This application is about organizing information and making it easy to access by humans and computers alike. This is known as a knowledge base. The popularity of knowledge bases in the field of NLP has waned in recent decades as the focus has moved away from “expert systems” to statistical machine learning approaches.
An expert system is a system that attempts to use knowledge to make decisions. This knowledge is about entities, relationships between entities, and rules. Generally, expert systems had inference engines that allowed the software to utilize the knowledge base to make a decision. These are sometimes described as collections of if-then rules. However, these systems were much more complicated than this. The knowledge bases and rule sets could be quite large for the technology of the time, so the inference engines needed to be able to efficiently evaluate many logical statements.
Generally, an expert system has a number of actions it can take. There are rules for which action it should take. When the time to take an action comes, the system has a collection of statements and must use these to identify the best action. For example, let’s say we have an expert system for controlling the temperature in a house. We need to be able to make decisions based on temperature and time. Whenever the system makes a decision to toggle the heater, or air conditioner, or to do nothing it must take the current temperature (or perhaps a collection of temperature measurements) and the current time, combined with the rule set to determine what action to take. This system has a small number of entities—the temperatures and the time. Imagine if a system had thousands of entities, with multiple kinds of relationships, and a growing ruleset. Resolving the statements available at decision time in a knowledge base this large can be expensive.

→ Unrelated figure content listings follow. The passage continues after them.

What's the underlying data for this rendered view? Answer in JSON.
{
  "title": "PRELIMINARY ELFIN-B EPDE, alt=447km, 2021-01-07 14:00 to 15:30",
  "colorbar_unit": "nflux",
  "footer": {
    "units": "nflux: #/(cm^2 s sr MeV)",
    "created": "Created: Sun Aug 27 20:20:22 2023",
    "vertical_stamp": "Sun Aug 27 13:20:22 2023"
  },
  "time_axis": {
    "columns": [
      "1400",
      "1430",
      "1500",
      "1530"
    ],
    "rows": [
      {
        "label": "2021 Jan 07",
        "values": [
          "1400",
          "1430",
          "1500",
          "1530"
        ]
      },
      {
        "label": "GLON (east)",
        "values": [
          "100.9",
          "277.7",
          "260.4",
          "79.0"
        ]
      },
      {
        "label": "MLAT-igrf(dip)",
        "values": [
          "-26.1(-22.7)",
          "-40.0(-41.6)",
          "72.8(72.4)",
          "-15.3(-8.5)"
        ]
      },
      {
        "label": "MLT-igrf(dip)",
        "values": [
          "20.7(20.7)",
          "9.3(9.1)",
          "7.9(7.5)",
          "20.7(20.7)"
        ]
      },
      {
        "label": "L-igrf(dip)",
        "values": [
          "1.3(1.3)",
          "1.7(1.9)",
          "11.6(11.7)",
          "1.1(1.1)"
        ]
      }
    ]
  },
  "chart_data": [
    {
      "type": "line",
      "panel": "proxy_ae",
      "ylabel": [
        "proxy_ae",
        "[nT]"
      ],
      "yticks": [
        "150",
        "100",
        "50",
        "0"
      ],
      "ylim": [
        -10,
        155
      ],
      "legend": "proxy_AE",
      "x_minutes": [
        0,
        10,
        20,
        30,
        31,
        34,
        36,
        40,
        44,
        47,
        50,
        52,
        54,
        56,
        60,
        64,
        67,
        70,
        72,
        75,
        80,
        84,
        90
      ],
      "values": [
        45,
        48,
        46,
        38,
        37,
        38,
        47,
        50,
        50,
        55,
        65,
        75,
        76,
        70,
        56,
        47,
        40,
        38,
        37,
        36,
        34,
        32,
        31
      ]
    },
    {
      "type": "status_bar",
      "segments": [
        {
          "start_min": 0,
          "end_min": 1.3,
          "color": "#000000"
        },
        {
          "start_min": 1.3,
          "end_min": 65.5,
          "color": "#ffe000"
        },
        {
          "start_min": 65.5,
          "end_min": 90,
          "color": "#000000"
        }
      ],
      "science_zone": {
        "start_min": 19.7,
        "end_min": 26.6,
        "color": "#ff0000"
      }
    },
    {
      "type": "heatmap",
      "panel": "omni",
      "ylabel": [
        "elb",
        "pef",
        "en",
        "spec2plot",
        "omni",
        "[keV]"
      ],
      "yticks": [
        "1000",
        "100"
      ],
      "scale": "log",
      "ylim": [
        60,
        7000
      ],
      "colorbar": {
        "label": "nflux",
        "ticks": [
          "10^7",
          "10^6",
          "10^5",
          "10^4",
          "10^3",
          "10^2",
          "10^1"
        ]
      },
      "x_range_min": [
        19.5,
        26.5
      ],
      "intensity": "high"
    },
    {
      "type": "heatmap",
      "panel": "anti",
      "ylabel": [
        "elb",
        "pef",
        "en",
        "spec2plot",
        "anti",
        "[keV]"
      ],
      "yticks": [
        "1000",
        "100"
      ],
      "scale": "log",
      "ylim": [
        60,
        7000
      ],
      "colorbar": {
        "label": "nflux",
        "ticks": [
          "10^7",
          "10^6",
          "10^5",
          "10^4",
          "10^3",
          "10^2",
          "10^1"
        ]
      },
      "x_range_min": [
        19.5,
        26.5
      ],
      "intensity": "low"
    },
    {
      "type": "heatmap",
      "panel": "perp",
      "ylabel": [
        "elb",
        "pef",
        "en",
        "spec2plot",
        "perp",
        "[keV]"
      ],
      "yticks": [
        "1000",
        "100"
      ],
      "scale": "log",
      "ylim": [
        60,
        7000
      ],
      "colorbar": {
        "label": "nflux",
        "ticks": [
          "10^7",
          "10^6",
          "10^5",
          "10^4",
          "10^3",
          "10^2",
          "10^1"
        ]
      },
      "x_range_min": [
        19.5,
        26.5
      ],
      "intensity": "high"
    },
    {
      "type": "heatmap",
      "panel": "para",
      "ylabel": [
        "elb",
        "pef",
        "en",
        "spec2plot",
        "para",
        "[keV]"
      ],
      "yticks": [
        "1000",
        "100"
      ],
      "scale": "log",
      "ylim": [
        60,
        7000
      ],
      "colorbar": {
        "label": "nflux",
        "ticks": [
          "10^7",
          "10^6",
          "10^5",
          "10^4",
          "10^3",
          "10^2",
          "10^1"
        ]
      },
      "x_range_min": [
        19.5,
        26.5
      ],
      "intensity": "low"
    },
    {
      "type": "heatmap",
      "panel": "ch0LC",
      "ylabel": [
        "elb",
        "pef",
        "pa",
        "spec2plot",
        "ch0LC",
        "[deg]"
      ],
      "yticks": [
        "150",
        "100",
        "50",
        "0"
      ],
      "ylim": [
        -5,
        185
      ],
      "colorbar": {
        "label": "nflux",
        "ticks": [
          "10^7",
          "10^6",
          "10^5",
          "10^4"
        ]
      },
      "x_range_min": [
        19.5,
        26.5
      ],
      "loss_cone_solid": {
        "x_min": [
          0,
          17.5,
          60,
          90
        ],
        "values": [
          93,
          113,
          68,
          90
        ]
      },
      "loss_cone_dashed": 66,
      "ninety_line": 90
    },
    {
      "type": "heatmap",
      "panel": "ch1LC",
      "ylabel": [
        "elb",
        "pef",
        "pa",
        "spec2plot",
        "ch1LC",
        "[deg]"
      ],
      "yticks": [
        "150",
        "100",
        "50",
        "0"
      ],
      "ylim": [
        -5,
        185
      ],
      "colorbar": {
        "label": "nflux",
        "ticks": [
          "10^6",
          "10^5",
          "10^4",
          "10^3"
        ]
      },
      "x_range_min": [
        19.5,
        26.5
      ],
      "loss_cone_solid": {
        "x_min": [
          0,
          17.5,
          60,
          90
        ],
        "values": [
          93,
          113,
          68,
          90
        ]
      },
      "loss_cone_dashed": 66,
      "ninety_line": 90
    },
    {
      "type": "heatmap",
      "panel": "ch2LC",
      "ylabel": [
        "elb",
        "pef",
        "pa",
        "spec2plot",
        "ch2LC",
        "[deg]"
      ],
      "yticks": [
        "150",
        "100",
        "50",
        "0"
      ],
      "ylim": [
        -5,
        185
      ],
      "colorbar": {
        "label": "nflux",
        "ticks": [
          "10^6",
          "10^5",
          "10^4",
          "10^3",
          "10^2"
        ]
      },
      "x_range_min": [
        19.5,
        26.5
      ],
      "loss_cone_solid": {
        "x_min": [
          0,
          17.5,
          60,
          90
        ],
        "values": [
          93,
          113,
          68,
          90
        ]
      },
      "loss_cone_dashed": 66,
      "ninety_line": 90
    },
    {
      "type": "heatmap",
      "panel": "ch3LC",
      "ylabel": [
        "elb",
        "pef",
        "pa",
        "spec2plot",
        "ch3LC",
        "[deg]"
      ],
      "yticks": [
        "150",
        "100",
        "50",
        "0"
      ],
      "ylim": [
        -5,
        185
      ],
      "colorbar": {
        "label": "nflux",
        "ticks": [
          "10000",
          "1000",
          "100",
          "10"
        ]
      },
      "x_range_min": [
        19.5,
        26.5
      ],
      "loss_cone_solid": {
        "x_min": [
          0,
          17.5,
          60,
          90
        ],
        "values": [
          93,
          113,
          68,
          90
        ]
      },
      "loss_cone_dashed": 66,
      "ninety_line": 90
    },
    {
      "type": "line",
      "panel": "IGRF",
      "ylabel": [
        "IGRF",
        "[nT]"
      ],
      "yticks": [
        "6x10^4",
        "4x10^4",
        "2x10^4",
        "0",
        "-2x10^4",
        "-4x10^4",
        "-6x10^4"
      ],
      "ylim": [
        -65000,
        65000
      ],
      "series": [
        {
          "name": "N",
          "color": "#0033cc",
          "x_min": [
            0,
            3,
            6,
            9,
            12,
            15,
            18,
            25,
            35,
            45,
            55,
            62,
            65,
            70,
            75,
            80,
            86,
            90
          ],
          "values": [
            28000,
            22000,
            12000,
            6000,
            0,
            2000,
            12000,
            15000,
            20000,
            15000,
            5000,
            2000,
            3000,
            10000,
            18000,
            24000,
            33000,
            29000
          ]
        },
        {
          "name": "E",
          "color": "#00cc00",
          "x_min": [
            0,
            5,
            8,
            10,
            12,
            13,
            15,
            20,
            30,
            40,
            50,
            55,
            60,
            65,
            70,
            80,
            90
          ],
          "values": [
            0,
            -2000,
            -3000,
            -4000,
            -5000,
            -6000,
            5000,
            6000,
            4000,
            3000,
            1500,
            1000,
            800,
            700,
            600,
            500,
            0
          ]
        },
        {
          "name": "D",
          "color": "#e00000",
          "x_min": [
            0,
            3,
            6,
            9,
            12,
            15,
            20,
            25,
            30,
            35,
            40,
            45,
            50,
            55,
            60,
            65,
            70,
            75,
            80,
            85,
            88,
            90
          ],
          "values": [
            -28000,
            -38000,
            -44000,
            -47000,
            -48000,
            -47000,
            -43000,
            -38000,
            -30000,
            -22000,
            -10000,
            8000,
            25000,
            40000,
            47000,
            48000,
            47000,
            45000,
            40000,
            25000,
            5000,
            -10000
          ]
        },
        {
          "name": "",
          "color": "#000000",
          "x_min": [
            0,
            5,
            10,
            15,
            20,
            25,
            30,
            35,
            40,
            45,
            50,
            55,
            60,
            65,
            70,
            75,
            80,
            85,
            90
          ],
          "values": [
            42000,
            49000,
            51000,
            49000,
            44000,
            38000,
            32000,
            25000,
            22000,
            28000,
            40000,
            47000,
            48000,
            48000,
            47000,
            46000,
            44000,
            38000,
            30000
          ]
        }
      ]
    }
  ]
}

In this chapter we will be building a knowledge base. We want a tool for building a knowledge base from a wiki and a tool for querying the knowledge base. This system should fit on a single machine now. We also want to be able to update the knowledge base with new kinds of entities and relationships. Such a system could be used by a domain expert in exploring a topic, or it could be integrated with an expert system. This means that it should have a human usable interface and a responsive API.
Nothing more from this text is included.